Metabolomics investigations and data collection and identification

110 μL of organic solvent (2/1 v/v chloroform:methanol) was added to 20 μL of serum and the sample was shaken at 30 Hz for 2 mins, then let to stand at room temperature for 0.5–1 hrs. The sample was then centrifuged at 14,000 rpm and 4°C for 3 mins, then 50 µL of the organic phase was transferred to a microvial and 70 µL of internal standards was added (phosphatidylserine (PS)(17:0/17:0), phosphatidylglycerol (PG)(17:0/17:0), phosphatidylethanolamine (PE)(17:0/17:0), monoacylglycerol (MG)(17:0/0:0/0:0), diacylglycerols (DGs)(17:0/17:0/0:0), TG(17:0/17:0/17:0), PC(19:0/19:0), PC(17:0/0:0), TG(16:0/16:0/16:0), ceramide (Cer)(16:0). Quality control samples were also prepared by pooling 10 μL from each extract. All samples were stored at −80°C until analysis.

The chromatographic separation was performed on an Agilent 1290 Infinity UHPLC-system connected to an Agilent 6550 Q-TOF mass spectrometer equipped with a jet stream electrospray ionization. 1 µL of the extracted serum was injected onto an Acquity UHPLC-Q-TOF-MS system. The samples were analyzed first in positive electrospray ionization polarity mode (ESI+) and then the instrument was switched to negative polarity mode (ESI−) and the samples were re-analyzed. In ESI+, the lipid species including TGs, DG, PC, PE, or sphingomyelins (SMs) are detected, whereas ESI– gives better sensitivity for phosphatidylinositols (PIs), PS, phosphatidic acids (PAs), ceramides, cardiolipins and nonesterified free fatty acids (FFAs).

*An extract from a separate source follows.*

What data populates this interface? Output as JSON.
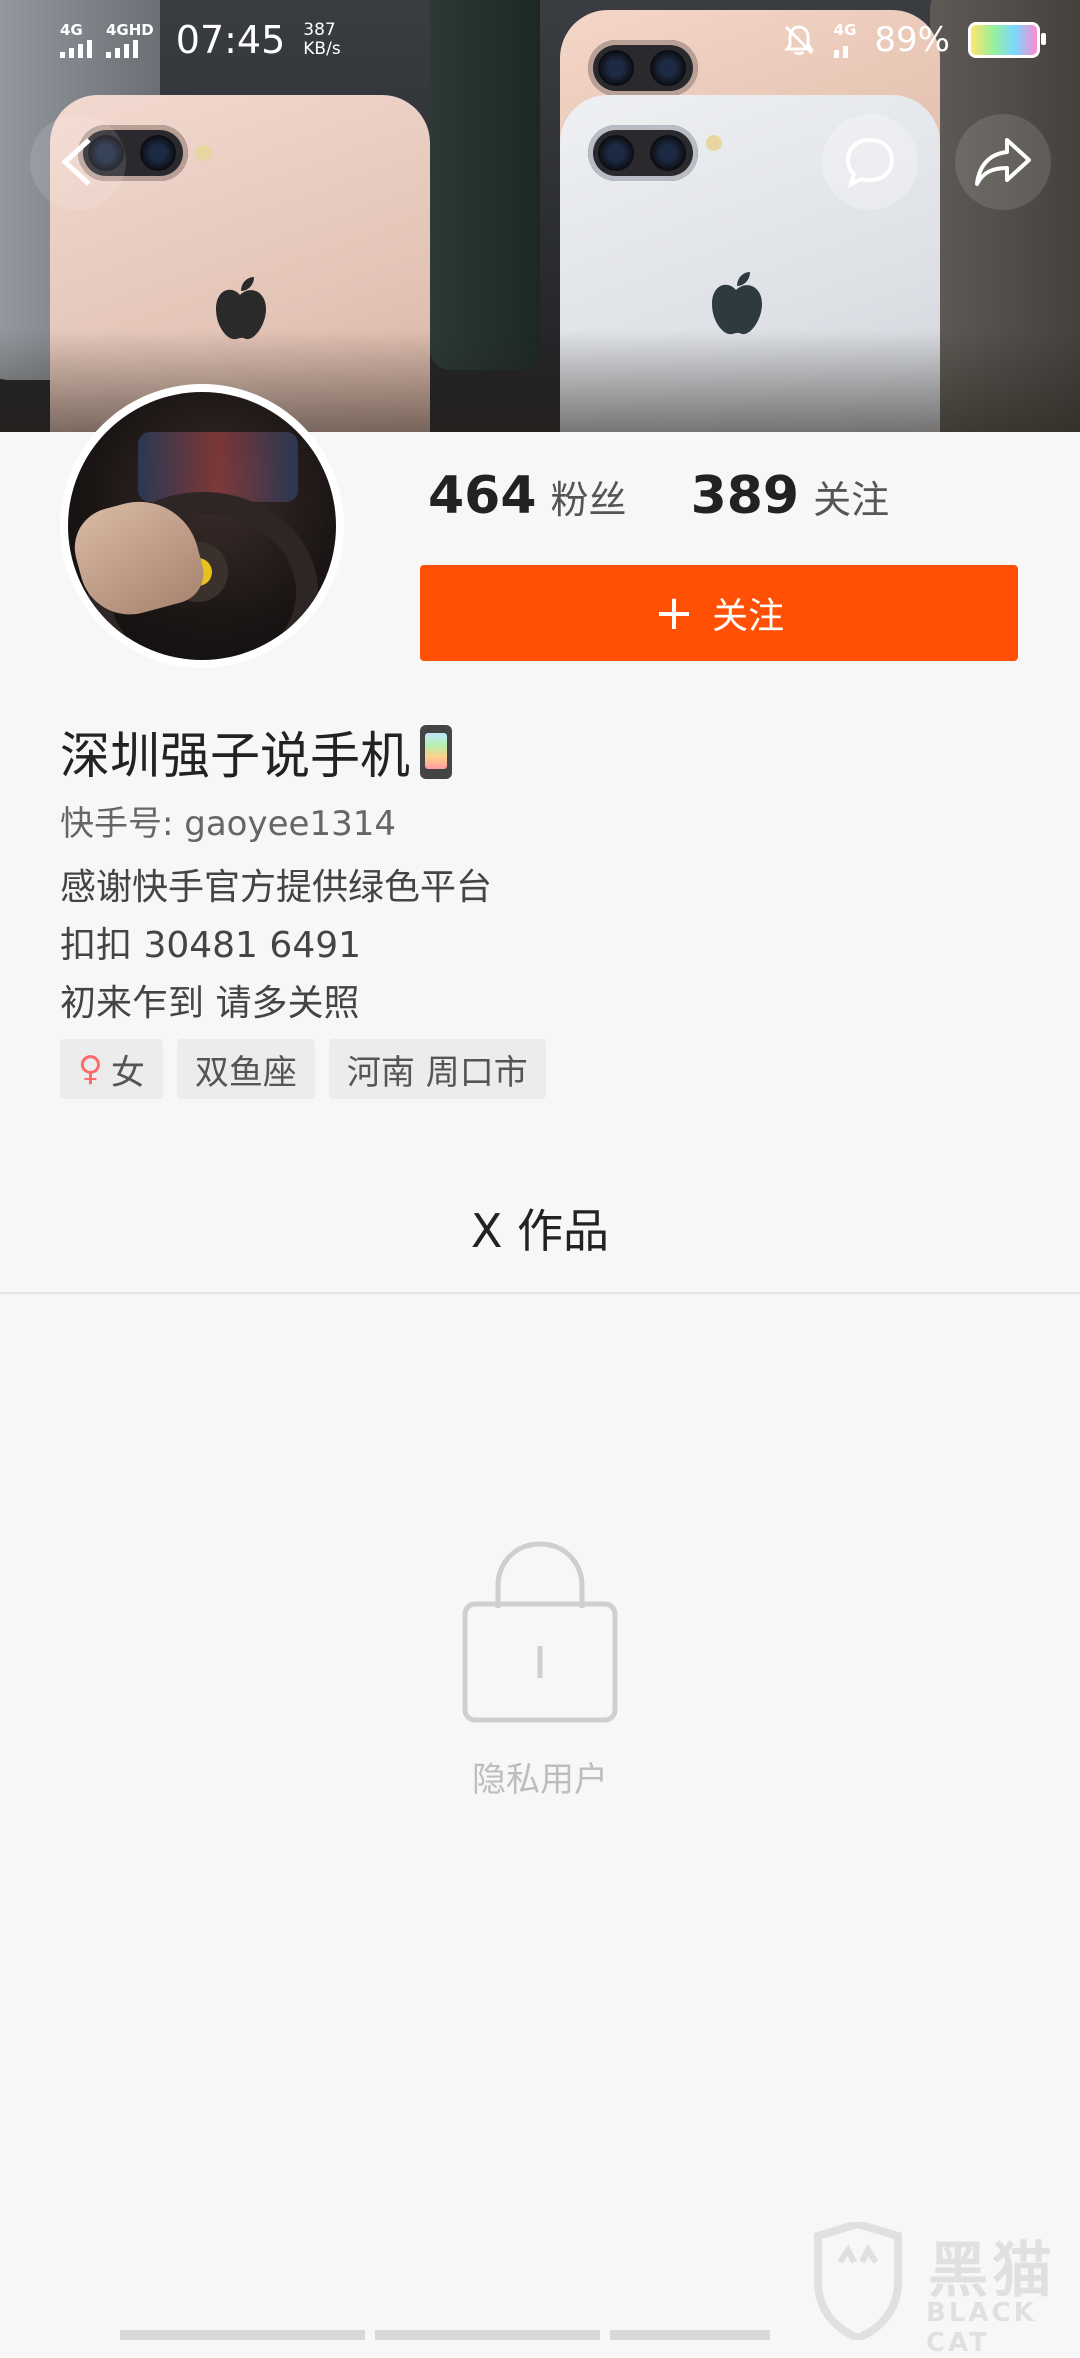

MS data processing was performed using open-source software MZmine 2.18.18 Peaks were identified using a custom database search and normalized using lipid class-specific internal standards, and also utilizing MS/MS data. Unknown lipids were normalized with the closest eluting internal standard. The custom database used in this study was recently assessed as part of the NIST lipidomics ring study, which comprised 31 laboratories worldwide.19

We applied principal component analysis (PCA) on the data to have an overview of the CACS classes.20 We used orthogonal partial least squares discriminant analysis (OPLS-DA) to discriminate the 3 combinations of classes (NCC vs MCC; NCC vs SCC; MCC vs SCC) separately for the negative and positive modes. A model is considered statistically significant if it obtains relatively high Q2 values (according to cross-validation [CV]) with simultaneously low analysis of variance (ANOVA) and permutation test p-values (in this work α=0.05 for both). All variables were normalized to unit variance (z-scores).

Unpaired t-tests at the 95% confidence level were used to evaluate the statistical significance for lipid differences between the CACS classes. Benjamini–Hochberg correction with α=0.10 was used to control the false discovery rate (FDR).21 A logistic regression model (for each lipid) with a binary outcome was used to test models that were adjusted for age, sex, and use of statin medication. In order to be considered statistically significant, a variable had to present both a p-value of t-test <0.05 and an FDR p-value of <0.10. A trend of statistical significance was defined as either a p-value of t-test <0.05, or a p-value of <0.05 in the multivariate logistic regression models adjusted for age, sex, and statin treatment.

Fold changes were calculated using the median intensities of two CACS classes at a time. They were calculated as the highest median intensity among the two classes divided by the lowest of them. In case the class with lowest CACS has highest median intensity, the value is multiplied by −1.

For cluster analysis, ESI+ data were scaled to zero mean and all variables were normalized to unit variance. K-means clustering was applied, to the scaled data, with cluster numbers based on silhouette scores, to group lipids with similar profiles across all samples. The analysis was performed using R software, version 3 (R Foundation for Statistical Computing, Vienna, Austria) using function “kmeans” with the default algorithm.22 The number of clusters (cl) was determined to n=6, based on the silhouette score using package NbClust.23 ANOVA was applied to explain the average lipid profile in each lipid cluster by age and calcification group. The age-corrected average cluster profiles are visualized as barplot with grouped bars and 95% CIs, based on the Tukey adjustment.